Least I forget, a full-fledged ministerial government was established in Buea on May 15, 1958 for the entire territory of what used to be known as the Southern Cameroons. The government which was headed by Dr. EML Endeley, had in its set-up, a ministry in charge of local government affairs.

Endeley as Premier, held this ministry. It was when the second tier system of government was ushered into the governance system with the unique role of ensuring the success in the sharing of responsibilities between the central government and the local populations, a role that guaranteed the development of local areas through revenues derived from local sources.

Such local sources included market revenue, dog and bicycle licenses, liquor licenses, hawkers licenses to name but a few. The greater part of this revenue was drawn from poll tax in which individuals were assessed according to their declared incomes and levied accordingly. There were also subventions from the government.

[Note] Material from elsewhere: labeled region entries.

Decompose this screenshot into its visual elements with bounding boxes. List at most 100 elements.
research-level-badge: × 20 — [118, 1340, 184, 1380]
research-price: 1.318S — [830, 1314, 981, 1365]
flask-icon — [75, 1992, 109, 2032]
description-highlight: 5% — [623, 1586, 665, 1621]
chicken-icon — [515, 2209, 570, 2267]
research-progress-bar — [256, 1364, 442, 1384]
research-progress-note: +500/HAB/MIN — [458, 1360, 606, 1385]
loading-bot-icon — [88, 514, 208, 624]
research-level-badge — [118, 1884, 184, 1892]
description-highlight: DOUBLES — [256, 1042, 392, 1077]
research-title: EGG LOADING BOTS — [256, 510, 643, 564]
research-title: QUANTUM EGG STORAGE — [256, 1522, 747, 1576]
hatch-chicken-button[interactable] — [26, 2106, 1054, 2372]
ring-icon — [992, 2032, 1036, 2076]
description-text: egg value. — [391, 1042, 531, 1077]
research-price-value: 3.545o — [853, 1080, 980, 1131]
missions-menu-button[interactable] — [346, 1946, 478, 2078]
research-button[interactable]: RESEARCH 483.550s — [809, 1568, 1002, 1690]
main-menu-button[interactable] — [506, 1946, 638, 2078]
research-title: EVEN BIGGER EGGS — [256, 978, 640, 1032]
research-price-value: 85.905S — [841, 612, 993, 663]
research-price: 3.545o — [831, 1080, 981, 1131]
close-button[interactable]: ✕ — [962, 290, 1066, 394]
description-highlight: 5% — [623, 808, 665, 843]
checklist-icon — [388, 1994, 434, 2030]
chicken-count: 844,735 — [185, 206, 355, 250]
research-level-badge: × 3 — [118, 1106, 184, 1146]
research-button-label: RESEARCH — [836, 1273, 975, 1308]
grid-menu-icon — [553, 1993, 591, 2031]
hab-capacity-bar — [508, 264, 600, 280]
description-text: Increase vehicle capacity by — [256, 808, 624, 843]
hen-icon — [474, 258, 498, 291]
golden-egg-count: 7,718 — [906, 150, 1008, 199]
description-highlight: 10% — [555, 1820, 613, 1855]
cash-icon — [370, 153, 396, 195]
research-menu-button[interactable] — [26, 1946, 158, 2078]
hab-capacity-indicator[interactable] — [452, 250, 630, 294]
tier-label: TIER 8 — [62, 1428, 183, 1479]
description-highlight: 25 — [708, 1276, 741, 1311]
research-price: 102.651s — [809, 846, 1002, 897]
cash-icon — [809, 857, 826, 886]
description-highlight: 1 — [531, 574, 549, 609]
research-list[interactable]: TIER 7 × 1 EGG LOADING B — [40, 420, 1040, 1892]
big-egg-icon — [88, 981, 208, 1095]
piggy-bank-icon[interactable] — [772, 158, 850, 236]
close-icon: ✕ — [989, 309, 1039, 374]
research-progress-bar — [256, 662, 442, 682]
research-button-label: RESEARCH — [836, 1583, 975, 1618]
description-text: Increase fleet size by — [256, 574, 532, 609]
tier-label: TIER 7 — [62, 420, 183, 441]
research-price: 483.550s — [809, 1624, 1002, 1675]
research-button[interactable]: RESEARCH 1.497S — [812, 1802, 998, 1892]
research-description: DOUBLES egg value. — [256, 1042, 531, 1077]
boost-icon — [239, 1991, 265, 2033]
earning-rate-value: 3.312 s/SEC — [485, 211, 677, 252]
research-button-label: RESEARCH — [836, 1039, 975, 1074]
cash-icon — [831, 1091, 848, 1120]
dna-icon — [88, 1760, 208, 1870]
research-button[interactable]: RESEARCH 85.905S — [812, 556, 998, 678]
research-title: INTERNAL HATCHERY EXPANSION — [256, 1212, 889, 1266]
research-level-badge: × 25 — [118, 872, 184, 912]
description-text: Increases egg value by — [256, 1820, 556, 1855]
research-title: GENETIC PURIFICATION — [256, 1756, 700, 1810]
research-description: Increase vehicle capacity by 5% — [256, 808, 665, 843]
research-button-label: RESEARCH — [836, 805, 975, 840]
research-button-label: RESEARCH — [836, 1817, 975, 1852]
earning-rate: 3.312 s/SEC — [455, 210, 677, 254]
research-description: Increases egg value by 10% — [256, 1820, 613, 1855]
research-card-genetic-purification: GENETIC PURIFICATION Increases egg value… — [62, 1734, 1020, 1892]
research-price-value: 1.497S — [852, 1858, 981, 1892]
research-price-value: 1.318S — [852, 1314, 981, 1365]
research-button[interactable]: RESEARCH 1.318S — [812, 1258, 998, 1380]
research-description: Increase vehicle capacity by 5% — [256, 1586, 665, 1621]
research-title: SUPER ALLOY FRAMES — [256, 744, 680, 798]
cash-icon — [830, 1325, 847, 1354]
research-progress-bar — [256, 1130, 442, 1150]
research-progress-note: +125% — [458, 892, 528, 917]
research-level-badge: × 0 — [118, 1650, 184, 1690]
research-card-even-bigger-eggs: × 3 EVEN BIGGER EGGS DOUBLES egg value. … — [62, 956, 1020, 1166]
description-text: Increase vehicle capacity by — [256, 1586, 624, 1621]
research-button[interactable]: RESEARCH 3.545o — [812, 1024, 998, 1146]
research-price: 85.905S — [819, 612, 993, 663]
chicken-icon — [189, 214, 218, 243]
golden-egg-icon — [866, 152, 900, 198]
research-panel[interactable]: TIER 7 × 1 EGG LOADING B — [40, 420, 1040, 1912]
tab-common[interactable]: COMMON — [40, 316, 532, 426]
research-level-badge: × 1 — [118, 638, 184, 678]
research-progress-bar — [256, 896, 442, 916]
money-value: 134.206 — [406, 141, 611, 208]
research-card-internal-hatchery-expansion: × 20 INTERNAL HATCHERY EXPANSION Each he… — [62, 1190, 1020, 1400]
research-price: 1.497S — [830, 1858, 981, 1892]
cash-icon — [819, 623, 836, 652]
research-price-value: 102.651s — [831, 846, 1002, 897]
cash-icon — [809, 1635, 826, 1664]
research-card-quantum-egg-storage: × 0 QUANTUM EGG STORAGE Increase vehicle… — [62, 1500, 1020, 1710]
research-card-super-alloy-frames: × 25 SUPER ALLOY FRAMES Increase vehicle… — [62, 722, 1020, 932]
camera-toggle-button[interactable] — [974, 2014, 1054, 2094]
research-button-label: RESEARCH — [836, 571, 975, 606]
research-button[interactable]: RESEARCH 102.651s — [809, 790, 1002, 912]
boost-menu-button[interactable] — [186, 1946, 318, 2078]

The various units of the local government structure channeled this revenue in such areas as schools, health centres, construction of markets, roads and other infrastructures that rounded up the development agenda of their various areas.

We therefore had Native Authority (NA) schools, NA Health centres etc. The council had their treasurers who were answerable to the councils and from time to time the ministry of local government acted simply as a supervisory authority to ensure a transparent appropriation of revenue through regular checks from the government audit department.

The truth is that there was no such system in the former East Cameroon. First of all, there was no local government, nor was there any policy that granted any measure of autonomy to the local population. Not even the chiefs had any specific roles as auxiliaries of government in the day to day management of the state at the local level.

In the case of the former Southern Cameroons of semi- colonial experience of self-rule under the British colonial system, had prepared the minds of the leaders at the time, in such a way that the local government system had become a well-nourished and versed modalities of developmental politics which was the basis of the system itself.

Various local government units or councils showed proof of the advantages of the quasi sovereignty of the system with projects that came from independent sources, sourced by the self-efforts of the councils themselves.

For instance, the Tiko market which got burnt a few years ago was built by the Tiko Area Council as far back as 1958 from a loan obtained from the Barclays Bank.

One street in Tiko was tarred almost the same year. Several other examples can illustrate in other councils throughout the territory of the former Southern Cameroons to justify the genuine need for decentralization.

The local government, or decentralized governance system which took several years to put in place ahead of independence, was shattered by a simply presidential decree within a few weeks.

Now, it takes only lip-service, delaying tactics and bad faith to restore it, giving one lame excuse after the other, because those at the top strongly believe they will be deprived of some gains accruing to them under the centralized system. There lie the pains of decentralization.

It may not come at all, unless something happens and that something escapes my mind for now.